A Summit County judge issued a written decision Thursday that denies a motion to grant driving privileges to an Akron woman who pleaded guilty to aggravated vehicular homicide and DUI in a 2005 fatal crash in the Merriman Valley.
The crash claimed the life of Jacqueline “Jackie” Bryan, 21, of Akron.
Molly Wagner, who was 22 at the time, was the driver. She was sentenced to five years of probation and a lifetime suspension of her driver’s license under a plea agreement approved by the court and the victim’s family.
On July 18, Common Pleas Judge Amy Corrigall Jones held a lengthy hearing — at times emotionally charged as the victim’s family members addressed the court in opposition to the motion — to hear from both sides. She then took the matter under advisement and, after reviewing the case record for the past seven weeks, filed a one-page written decision Thursday afternoon in the county clerk’s office.
Jones commented only briefly in her ruling, saying: “This court, having considered all information presented at the hearing, including the statements of counsel and the current totality of the circumstances, finds defendant’s motion for driving privileges not well taken and accordingly ... is hereby denied.”
John Bryan, the father of the victim, said he and his family were relieved when they heard the news of the decision.
“Even though we have to live with this terrible tragedy for the rest of our lives, my family and I are relieved that this part of it is now behind us and, hopefully, we won’t have to face this ever again,” he said.
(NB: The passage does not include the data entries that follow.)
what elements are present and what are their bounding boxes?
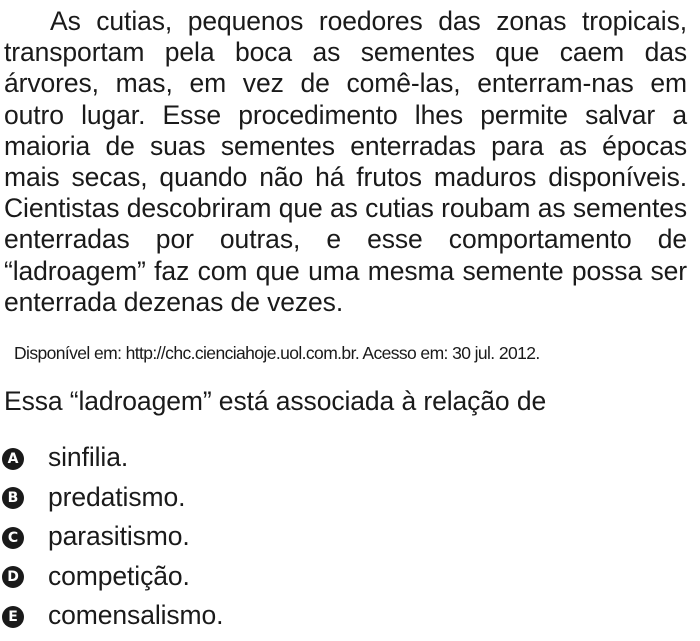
passage-text: As cutias, pequenos roedores das zonas tropicais, transportam pela boca as sementes que caem das árvores, mas, em vez de comê-las, enterram-nas em outro lugar. Esse procedimento lhes permite salvar a maioria de suas sementes enterradas para as épocas mais secas, quando não há frutos maduros disponíveis. Cientistas descobriram que as cutias roubam as sementes enterradas por outras, e esse comportamento de “ladroagem” faz com que uma mesma semente possa ser enterrada dezenas de vezes. — [4, 6, 687, 317]
option-c[interactable] — [2, 517, 223, 557]
source-citation: Disponível em: http://chc.cienciahoje.uol.com.br. Acesso em: 30 jul. 2012. — [14, 343, 540, 363]
option-label: competição. — [48, 560, 190, 591]
option-a[interactable] — [2, 438, 223, 478]
option-letter-badge: A — [2, 448, 24, 470]
option-b[interactable] — [2, 478, 223, 518]
option-d[interactable] — [2, 557, 223, 597]
option-letter-badge: E — [2, 606, 24, 628]
option-letter-badge: C — [2, 527, 24, 549]
option-letter-badge: D — [2, 566, 24, 588]
option-label: predatismo. — [48, 481, 186, 512]
option-label: sinfilia. — [48, 442, 129, 473]
option-label: comensalismo. — [48, 600, 224, 631]
option-letter-badge: B — [2, 487, 24, 509]
option-label: parasitismo. — [48, 521, 190, 552]
question-stem: Essa “ladroagem” está associada à relação de — [4, 386, 547, 416]
option-e[interactable] — [2, 596, 223, 636]
answer-options — [2, 438, 223, 636]
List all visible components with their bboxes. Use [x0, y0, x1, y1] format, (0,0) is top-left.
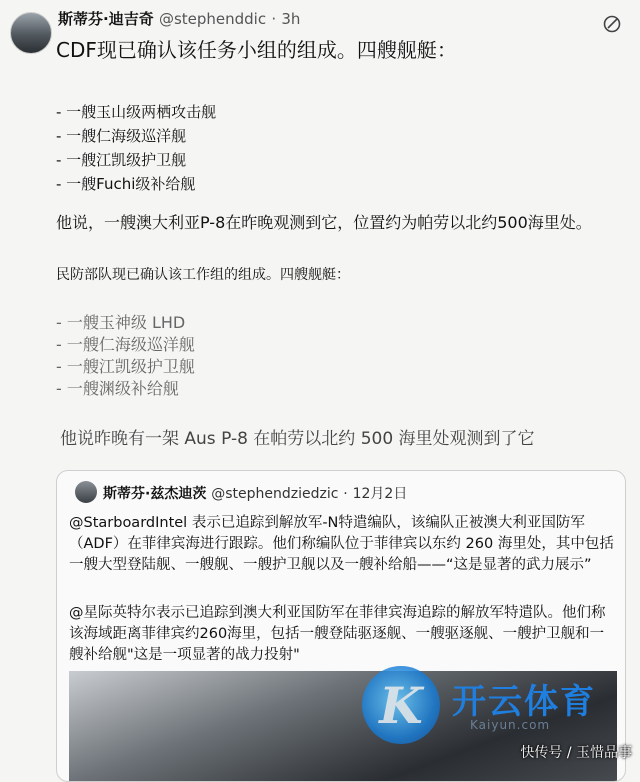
watermark-logo [362, 666, 440, 744]
quoted-author-line [103, 483, 407, 503]
meta-separator: · [343, 486, 348, 502]
avatar[interactable] [10, 12, 52, 54]
ship-list [56, 100, 216, 196]
author-name[interactable]: 斯蒂芬·迪吉奇 [58, 10, 154, 28]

Wagner, whose married name is Molly Wagner Farmer, is working in downstate Ohio. Her husband, family members and friends drive her to her job, attorney Carmen Roberto said in an interview by telephone after the decision.
Roberto said he intends to file a motion in Jones’ court, possibly as early as next week, for reconsideration of driving privileges.
“To say that I’m disappointed, which lawyers oft times say, would be an understatement. I’m extremely disappointed by the ruling for a number of reasons,” Roberto said.
On May 24, Jones granted a previously filed defense motion for limited driving privileges for Farmer: 6 a.m. to 7 p.m. Monday through Saturday, with an additional order for an ignition-activated Breathalyzer to be installed in her vehicle.
But shortly after that ruling, Roberto said, prosecutors contacted Jones and asked for a hearing in open court on the matter. The judge agreed and heard oral arguments from both sides in July.
Jones pointed out in the July 18 hearing that she reviewed every facet of the case and found that Farmer had an “ideal” record throughout her probationary period.
Roberto said his position was “not meant to demean the victim in this case.”
“I am the parent of one daughter, whom I’ve raised since age 5, so I understand the feelings that the Bryans have,” Roberto said.
“But I still feel that Molly was entitled to get some driving privileges here,” he said.
There is no option, under terms of the guilty plea eight years ago, to take the matter to an appeals court, Roberto said.
Under Ohio law, even under a lifetime license suspension, a defendant who successfully completes probation and maintains a clean record thereafter has the right to petition the trial court for driving privileges 15 years after imposition of the lifetime ban.
Summit County prosecutors told Jones in July that the defense request for driving privileges was premature because only about seven years had passed since her sentence was imposed.